Zeit-Myzel, Seite 106

Dort überlagerten sich plötzlich Bilder vom kochenden See, den dort errichteten Hütten, den schlafenden Frauen, Zitrok, Wache haltend und Talrin, der mit einer der kleineren Drachendamen spielte. Die Größenverhältnisse der Beiden ließen das Bild fast grotesk erscheinen: Ein Kind, das von einem Drachenschnabel hochgeworfen und wieder aufgefangen wird, der winzige Krümel entgegen nimmt und schließlich eine ungeschlachte Echse, die mit äußerstem Feingefühl das schlafende Kind unter ihren Flügeln schützt.

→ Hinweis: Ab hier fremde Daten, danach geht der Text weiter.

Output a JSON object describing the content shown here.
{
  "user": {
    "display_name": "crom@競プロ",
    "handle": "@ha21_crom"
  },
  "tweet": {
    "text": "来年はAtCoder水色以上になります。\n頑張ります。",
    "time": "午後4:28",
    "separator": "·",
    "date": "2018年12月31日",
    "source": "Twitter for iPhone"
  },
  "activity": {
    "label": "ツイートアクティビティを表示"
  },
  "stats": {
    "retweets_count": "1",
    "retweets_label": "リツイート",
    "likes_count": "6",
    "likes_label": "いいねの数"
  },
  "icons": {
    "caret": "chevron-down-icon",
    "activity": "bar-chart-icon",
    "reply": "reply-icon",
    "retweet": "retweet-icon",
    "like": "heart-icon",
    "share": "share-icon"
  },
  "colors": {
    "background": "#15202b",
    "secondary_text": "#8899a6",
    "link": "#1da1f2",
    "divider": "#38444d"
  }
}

Also war das große Heupferd Schregg, das ich schon lange nicht mehr in unserer Nähe bemerkt hatte, überraschend zurückgekehrt. Wie ich wusste, würden sich Schregg und die kleine Viper gut vertragen. Allerdings musste ich mich sehr anstrengen, die mir übermittelten Szenen auseinander zu halten.

Zwischen die offenbar vom kochenden See aus übertragenen Bilder Schreggs mischten sich ständig Szenen mit Clara, die von Talrins kleiner Viper stammten. Clara, die etwas zu essen sucht. Clara, die einen Hundertfüßler jagt und verdrückt. Clara, die in eine Maus beißt und sie verspeist. Ich war froh, als diese Clara-Bilder endlich verschwanden. Allerdings wurden nun auch die Bilder Schreggs ziemlich langweilig. Die Nacht schien an beiden Schlafplätzen ruhig zu verlaufen.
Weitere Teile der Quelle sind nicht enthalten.